Las elecciones celebradas este jueves en Reino Unido han confirmado el pronóstico de la "supermayoría" para el Partido Laborista que vaticinaban algunas encuestas. El Partido Conservador se ha hundido y ha obtenido uno de los peores resultados de su historia.

Se pone así fin a catorce años de gobiernos conservadores marcados por la inestabilidad política, el estancamiento económico, el empeoramiento de los indicadores de calidad de vida y el deterioro de los servicios públicos, en particular de la sanidad.

El severo castigo de los conservadores en las urnas no se entiende sin el hartazgo social ante las promesas incumplidas de "recuperar el control" y de frenar la inmigración. Esta última ha sido la única política reconocible en los últimos años de los tories, y sólo ha alumbrado medidas impopulares e inefectivas.

Que en estos catorce años se hayan sucedido cinco primeros ministros (tres solamente en esta legislatura) da buena cuenta del caos auspiciado por la clase dirigente británica. Un caos que ha significado la casi total pérdida de credibilidad de los tories como partido solvente capaz de enderezar el caos que ha seguido al brexit.

Las dificultades que siguieron a la salida de Reino Unido de la UE han acabado por devorar al Partido Conservador. Ahora paga con años de retraso la irresponsabilidad de haber amparado (cuando no promovido) la corriente social del euroescepticismo

Al fin y al cabo, la campaña para el leave, que acabó dando lugar a una irracional decisión colectiva con un impacto nefasto en las finanzas del país, no tenía otra motivación que un primario sentido de agravio. Y una interesada insolidaridad consistente en quedarse únicamente con lo bueno de la integración económica, rechazando las regulaciones supraestatales y la armonización política necesarias para su funcionamiento.

Con el referéndum de 2016 (el segundo de la etapa Cameron, que se avino a celebrar anteriormente una consulta sobre la permanencia de Escocia en Reino Unido), los tories abrieron la puerta de la política británica a la carcoma del populismo, del que el histriónico Boris Johnson fue el producto más depurado.

Reino Unido lleva años desangrándose en el ensimismamiento al que le condenó el laberinto burocrático que siguió al abandono de la UE. Las interminables negociaciones con Bruselas para un acuerdo de salida acabaron con Theresa May y propiciaron que la mayoría de británicos, según demuestran las encuestas, hayan llegado a arrepentirse del brexit.

Si bien Rishi Sunak, se las apañó para reflotar momentáneamente el barco tory, que iba directamente a pique tras el ridículo de la fugaz Liz Truss, el premier saliente no ha logrado consolidar un liderazgo sólido capaz de paliar el desprestigio del Partido Conservador, que cuenta con su nivel de aprobación más bajo en 45 años.

Se abre ahora para los tories un periodo de reflexión interna y replanteamiento de sus posiciones. Sus dirigentes tendrán que subsanar la esquizofrenia ideológica que ha acompañado su zozobra, y a la que ha coadyuvado la presión por la derecha de su línea más dura.

La regeneración que el Partido Conservador tiene pendiente pasa por hacerse cargo de la tensión entre la vindicación de una soberanía nacional fuerte y la defensa del libre mercado global; entre la política elitista y la demagogia circense; entre las políticas sociales progresistas y la estética anacrónica de su defensa de la singularidad de las tradiciones británicas. 

Aunque el Partido Conservador es el primer responsable de su desplome, no se puede soslayar el papel de Keir Starmer en la gran victoria laborista. Aunque se le retrate como un líder anodino y mediocre, es mérito de Starmer el haber sacado al Partido Laborista de la sima a la que lo llevó el radicalismo de Jeremy Corbyn.

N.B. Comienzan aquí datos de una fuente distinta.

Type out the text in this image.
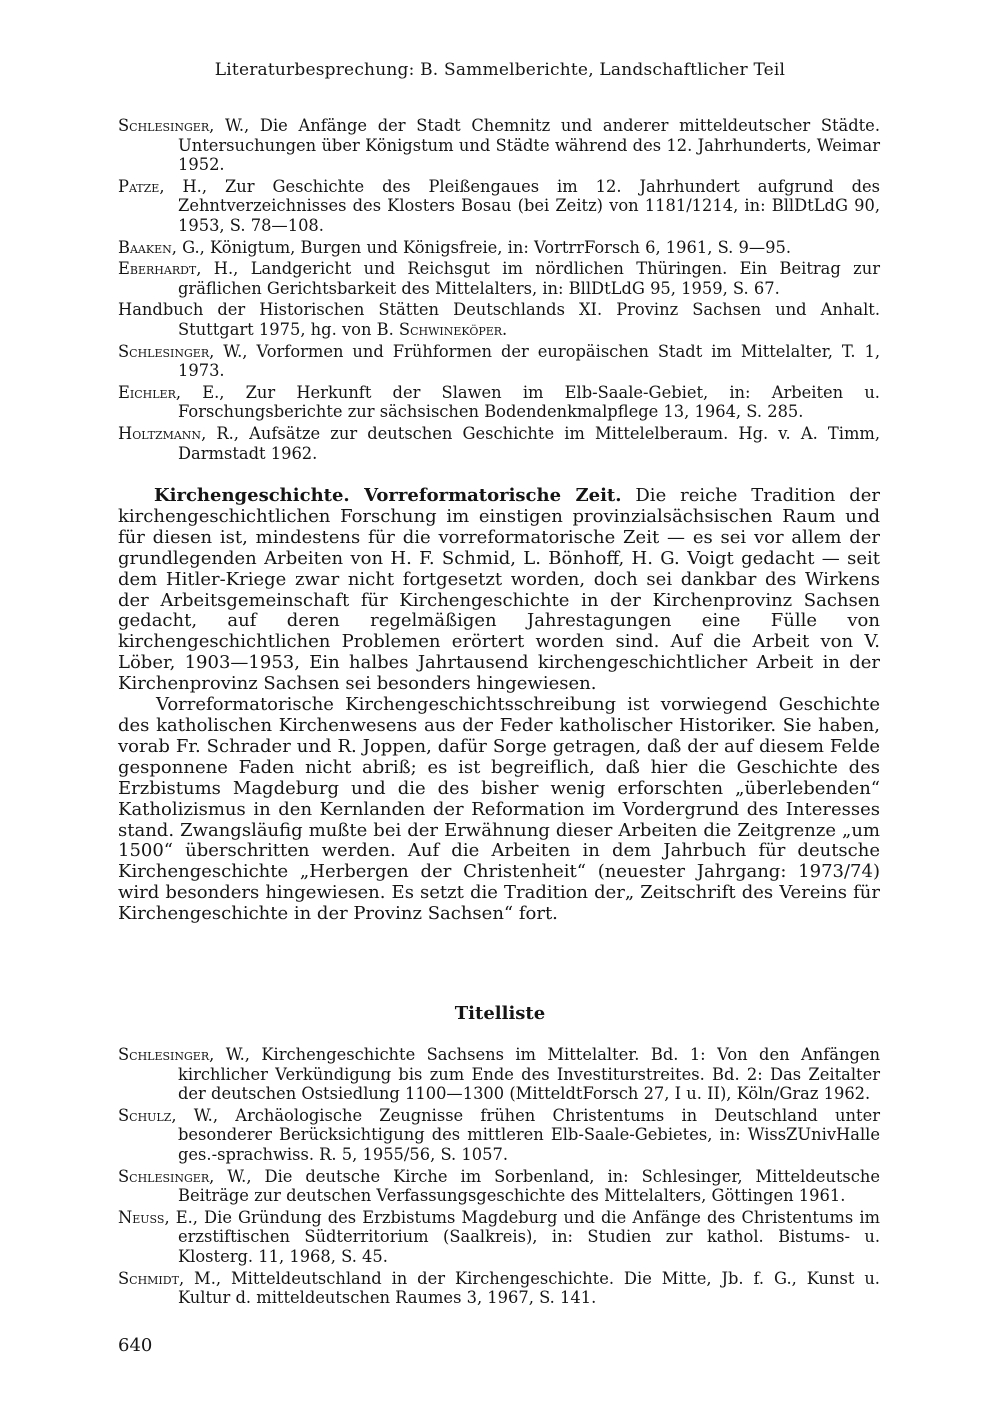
Literaturbesprechung: B. Sammelberichte, Landschaftlicher Teil
Schlesinger, W., Die Anfänge der Stadt Chemnitz und anderer mitteldeutscher Städte. Untersuchungen über Königstum und Städte während des 12. Jahrhunderts, Weimar 1952.
Patze, H., Zur Geschichte des Pleißengaues im 12. Jahrhundert aufgrund des Zehntverzeichnisses des Klosters Bosau (bei Zeitz) von 1181/1214, in: BllDtLdG 90, 1953, S. 78—108.
Baaken, G., Königtum, Burgen und Königsfreie, in: VortrrForsch 6, 1961, S. 9—95.
Eberhardt, H., Landgericht und Reichsgut im nördlichen Thüringen. Ein Beitrag zur gräflichen Gerichtsbarkeit des Mittelalters, in: BllDtLdG 95, 1959, S. 67.
Handbuch der Historischen Stätten Deutschlands XI. Provinz Sachsen und Anhalt. Stuttgart 1975, hg. von B. Schwineköper.
Schlesinger, W., Vorformen und Frühformen der europäischen Stadt im Mittelalter, T. 1, 1973.
Eichler, E., Zur Herkunft der Slawen im Elb-Saale-Gebiet, in: Arbeiten u. Forschungsberichte zur sächsischen Bodendenkmalpflege 13, 1964, S. 285.
Holtzmann, R., Aufsätze zur deutschen Geschichte im Mittelelberaum. Hg. v. A. Timm, Darmstadt 1962.

Kirchengeschichte. Vorreformatorische Zeit. Die reiche Tradition der kirchengeschichtlichen Forschung im einstigen provinzialsächsischen Raum und für diesen ist, mindestens für die vorreformatorische Zeit — es sei vor allem der grundlegenden Arbeiten von H. F. Schmid, L. Bönhoff, H. G. Voigt gedacht — seit dem Hitler-Kriege zwar nicht fortgesetzt worden, doch sei dankbar des Wirkens der Arbeitsgemeinschaft für Kirchengeschichte in der Kirchenprovinz Sachsen gedacht, auf deren regelmäßigen Jahrestagungen eine Fülle von kirchengeschichtlichen Problemen erörtert worden sind. Auf die Arbeit von V. Löber, 1903—1953, Ein halbes Jahrtausend kirchengeschichtlicher Arbeit in der Kirchenprovinz Sachsen sei besonders hingewiesen.

Vorreformatorische Kirchengeschichtsschreibung ist vorwiegend Geschichte des katholischen Kirchenwesens aus der Feder katholischer Historiker. Sie haben, vorab Fr. Schrader und R. Joppen, dafür Sorge getragen, daß der auf diesem Felde gesponnene Faden nicht abriß; es ist begreiflich, daß hier die Geschichte des Erzbistums Magdeburg und die des bisher wenig erforschten „überlebenden“ Katholizismus in den Kernlanden der Reformation im Vordergrund des Interesses stand. Zwangsläufig mußte bei der Erwähnung dieser Arbeiten die Zeitgrenze „um 1500“ überschritten werden. Auf die Arbeiten in dem Jahrbuch für deutsche Kirchengeschichte „Herbergen der Christenheit“ (neuester Jahrgang: 1973/74) wird besonders hingewiesen. Es setzt die Tradition der„ Zeitschrift des Vereins für Kirchengeschichte in der Provinz Sachsen“ fort.

Titelliste
Schlesinger, W., Kirchengeschichte Sachsens im Mittelalter. Bd. 1: Von den Anfängen kirchlicher Verkündigung bis zum Ende des Investiturstreites. Bd. 2: Das Zeitalter der deutschen Ostsiedlung 1100—1300 (MitteldtForsch 27, I u. II), Köln/Graz 1962.
Schulz, W., Archäologische Zeugnisse frühen Christentums in Deutschland unter besonderer Berücksichtigung des mittleren Elb-Saale-Gebietes, in: WissZUnivHalle ges.-sprachwiss. R. 5, 1955/56, S. 1057.
Schlesinger, W., Die deutsche Kirche im Sorbenland, in: Schlesinger, Mitteldeutsche Beiträge zur deutschen Verfassungsgeschichte des Mittelalters, Göttingen 1961.
Neuss, E., Die Gründung des Erzbistums Magdeburg und die Anfänge des Christentums im erzstiftischen Südterritorium (Saalkreis), in: Studien zur kathol. Bistums- u. Klosterg. 11, 1968, S. 45.
Schmidt, M., Mitteldeutschland in der Kirchengeschichte. Die Mitte, Jb. f. G., Kunst u. Kultur d. mitteldeutschen Raumes 3, 1967, S. 141.
640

Si Starmer ha conseguido convertir a los laboristas de nuevo en un partido de gobierno es gracias a una búsqueda pragmática de la transversalidad con posiciones más centradas. Ha protagonizado una campaña templada y seria que contrasta con la excentricidad que ha infectado la vida pública británica reciente, con el ultraderechista Nigel Farage (quien ha conseguido escaño en la Cámara de los Comunes) como máximo exponente.

Que Reino Unido haya virado en la dirección de una socialdemocracia moderada no garantiza que vaya a revertirse sin más el proceso de desglobalización y decadencia en la que el brexit ha sumido al país. Pero sí puede ser un buen comienzo para abandonar el repliegue nacionalista y regresar al internacionalismo, cerrando así el capítulo de al menos una década de crónica turbulencia.

Se abre hoy una nueva era en Reino Unido, y con ella una ventana de oportunidad para volver a ocupar el papel internacional que le corresponde, recuperar su pujanza económica y restaurar el crédito de su cultura política.